A farm might not be the most obvious source of inspiration when you’re thinking about how to make your home festive this month. But for Lincolnshire florist and famed floral blogger Simone Pickering, foraging around a friend’s arable farm in Spalding provides the ideal opportunity to find all the materials needed to make the perfect Christmas wreath.


“Farms are a great place to find foliage to make some lovely arrangements in time for Christmas,” she says.


“You can use traditional evergreens like pine or spruce, or larch with pinecones, but you can also be inventive and make use of things that are growing at the moment.


“Brassicas have some really great textures and can look very unusual on a wreath, but I also love using herbs like rosemary and sage, which have a lovely silvery-look and just smell amazing.


“They key is that all wreaths are mixed foliage – it doesn’t matter what you use and it doesn’t matter how you choose to make it, it’s just what looks nice to you.”


Simone says now is the perfect time to make a wreath for Christmas and it should survive in time for the big day. “In fact, most wreaths dry out rather than die, so you could put it away and use it again next year.”



You will need:


• An oasis ring, or a wire ring and moss (both available from florists’ or garden centres)


• Reel wire or baler twine


• Leaves, branches from evergreen trees and other foliage


• Flowers, baubles, feathers and ribbons to decorate (optional)



How to do it


wreath1


1. Use an oasis ring or a wire ring as the basis of your wreath. “I prefer to use a wire ring as you can get a better shape,” says Simone. Taking damp spaghnum moss (available from garden centres and florists), pack it on to the frame a handful at a time and secure it by wrapping reel wire or baler twine around it. “It’s important to make sure the moss is even so your foliage balances out,” she says. “Secure it off by looping the wire onto the back of the hoop a few times.”


Top Tip: Have a bowl of water to hand so that if the moss starts to crumble you can wet it.


wreath2


2. Gather a handful of mixed foliage together and lay it on the ring at an angle, wrapping more wire around the stems to secure. Lay the next handful of foliage at a 90° angle below the first, so the stalks make a “V” shape and you create a herringbone effect. “Ideally you want everything to go clockwise and I always find it easiest to start on the bottom left,” says Simone. “Cut the stalks short next to the moss so that they have access to the water supply.


Top Tip: When laying foliage, try to have different leaves on the top as it gives a different texture to the wreath.


wreath3


3. When you’ve gone around the whole ring and finished securing bunches of foliage on it, you’ll be left with a small gap at the top.
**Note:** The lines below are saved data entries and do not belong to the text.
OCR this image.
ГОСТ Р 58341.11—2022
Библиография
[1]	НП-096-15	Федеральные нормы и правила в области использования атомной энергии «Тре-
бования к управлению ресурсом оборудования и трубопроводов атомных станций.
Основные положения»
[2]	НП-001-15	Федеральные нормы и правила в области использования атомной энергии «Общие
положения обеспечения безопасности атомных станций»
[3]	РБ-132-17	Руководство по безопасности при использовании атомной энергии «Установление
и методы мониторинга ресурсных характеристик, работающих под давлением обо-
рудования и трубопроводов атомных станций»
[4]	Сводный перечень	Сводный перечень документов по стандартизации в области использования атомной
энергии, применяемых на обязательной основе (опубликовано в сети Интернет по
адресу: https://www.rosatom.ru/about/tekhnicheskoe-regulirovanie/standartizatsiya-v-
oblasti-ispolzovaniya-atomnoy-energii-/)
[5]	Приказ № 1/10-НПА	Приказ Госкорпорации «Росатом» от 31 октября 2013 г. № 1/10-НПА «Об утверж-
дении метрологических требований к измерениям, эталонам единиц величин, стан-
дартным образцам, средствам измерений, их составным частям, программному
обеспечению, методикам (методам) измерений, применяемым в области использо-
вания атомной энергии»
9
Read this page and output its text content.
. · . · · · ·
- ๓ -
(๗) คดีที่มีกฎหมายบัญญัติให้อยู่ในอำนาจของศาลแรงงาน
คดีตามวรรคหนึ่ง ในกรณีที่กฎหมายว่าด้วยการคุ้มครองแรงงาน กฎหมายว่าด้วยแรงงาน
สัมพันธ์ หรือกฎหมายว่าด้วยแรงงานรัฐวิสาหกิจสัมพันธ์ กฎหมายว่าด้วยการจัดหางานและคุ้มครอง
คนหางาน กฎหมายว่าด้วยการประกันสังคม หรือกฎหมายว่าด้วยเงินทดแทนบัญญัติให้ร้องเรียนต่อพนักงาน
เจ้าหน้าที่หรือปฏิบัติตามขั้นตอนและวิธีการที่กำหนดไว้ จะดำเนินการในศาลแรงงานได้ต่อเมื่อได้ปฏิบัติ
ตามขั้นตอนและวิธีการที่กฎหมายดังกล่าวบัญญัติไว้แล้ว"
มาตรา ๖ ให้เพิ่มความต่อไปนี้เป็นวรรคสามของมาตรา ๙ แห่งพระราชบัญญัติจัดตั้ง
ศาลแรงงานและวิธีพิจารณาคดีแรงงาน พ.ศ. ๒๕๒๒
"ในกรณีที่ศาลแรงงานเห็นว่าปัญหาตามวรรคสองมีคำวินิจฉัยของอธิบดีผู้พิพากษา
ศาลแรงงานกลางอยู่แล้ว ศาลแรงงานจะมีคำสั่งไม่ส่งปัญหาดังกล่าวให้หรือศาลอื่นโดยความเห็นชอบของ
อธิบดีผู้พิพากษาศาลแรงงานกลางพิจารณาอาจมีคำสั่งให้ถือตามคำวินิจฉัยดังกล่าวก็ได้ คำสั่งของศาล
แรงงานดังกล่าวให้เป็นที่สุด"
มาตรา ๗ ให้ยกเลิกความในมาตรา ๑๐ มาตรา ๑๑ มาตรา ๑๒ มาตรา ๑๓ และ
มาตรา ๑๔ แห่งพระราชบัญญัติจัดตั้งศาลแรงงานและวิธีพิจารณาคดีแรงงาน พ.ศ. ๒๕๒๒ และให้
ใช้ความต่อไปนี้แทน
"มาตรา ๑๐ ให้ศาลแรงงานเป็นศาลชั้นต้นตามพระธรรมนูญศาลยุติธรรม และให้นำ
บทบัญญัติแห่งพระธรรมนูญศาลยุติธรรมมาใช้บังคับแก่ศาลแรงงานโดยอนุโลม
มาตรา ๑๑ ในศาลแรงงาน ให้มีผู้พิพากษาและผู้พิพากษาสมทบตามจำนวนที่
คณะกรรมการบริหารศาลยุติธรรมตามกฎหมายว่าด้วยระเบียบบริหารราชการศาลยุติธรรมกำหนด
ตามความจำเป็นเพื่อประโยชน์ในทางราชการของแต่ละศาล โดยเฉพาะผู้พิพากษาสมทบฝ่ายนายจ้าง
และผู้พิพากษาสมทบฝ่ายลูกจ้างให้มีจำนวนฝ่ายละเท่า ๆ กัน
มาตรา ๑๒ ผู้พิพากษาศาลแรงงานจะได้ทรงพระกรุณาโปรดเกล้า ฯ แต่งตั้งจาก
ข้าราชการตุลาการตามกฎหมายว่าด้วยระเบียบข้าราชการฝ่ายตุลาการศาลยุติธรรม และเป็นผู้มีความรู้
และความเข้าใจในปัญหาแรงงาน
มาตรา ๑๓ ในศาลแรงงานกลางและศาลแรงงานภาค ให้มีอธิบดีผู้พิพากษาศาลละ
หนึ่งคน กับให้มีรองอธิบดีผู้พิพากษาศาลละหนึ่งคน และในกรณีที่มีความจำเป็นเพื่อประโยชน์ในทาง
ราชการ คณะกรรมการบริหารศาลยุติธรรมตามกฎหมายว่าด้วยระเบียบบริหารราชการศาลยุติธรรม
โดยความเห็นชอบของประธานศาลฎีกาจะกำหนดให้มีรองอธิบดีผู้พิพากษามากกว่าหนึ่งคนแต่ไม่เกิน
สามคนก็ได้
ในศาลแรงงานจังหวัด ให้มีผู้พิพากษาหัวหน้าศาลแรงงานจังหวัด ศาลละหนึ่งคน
Take a final handful of foliage and wrap a length of reel wire around the stalks, then thread the wire into the gap through the moss and pull the leaves flat against the ring. Tie the wire on to the back of the brass ring to secure it.


Top Tip: If you have any foliage with berries, add it after you have finished the wreath so you can make sure they are visible on the top and you can avoid knocking the berries off.


4. Attatch string to the back of the brass ring so you can hang it from a nail on your door, or from you door knocker. “Nothing is an exact science, it’s just about what looks nice,” says Simone.


Top Tip: Your wreath should survive until Christmas Day – even if you do make it now – but if things do die, just take them out and replace them. If the weather gets warm, plunge the wreath in a bowl of water to re-soak the moss.


• For more tips and ideas for arranging flowers and making festive displays from Simone, visit her blog



Branch out



You don’t just have to use foliage and flowers on wreaths. “You can decorate them with anything,” says Simone. “Pheasant feathers and pinecones, ribbons and Christmas baubles – anything goes. Just glue them on with a hot glue gun.


“You can really personalise them as well and give them as a gift. I have a farmer friend who really likes poodles, so last year I made him a wreath with little models of dogs on it.”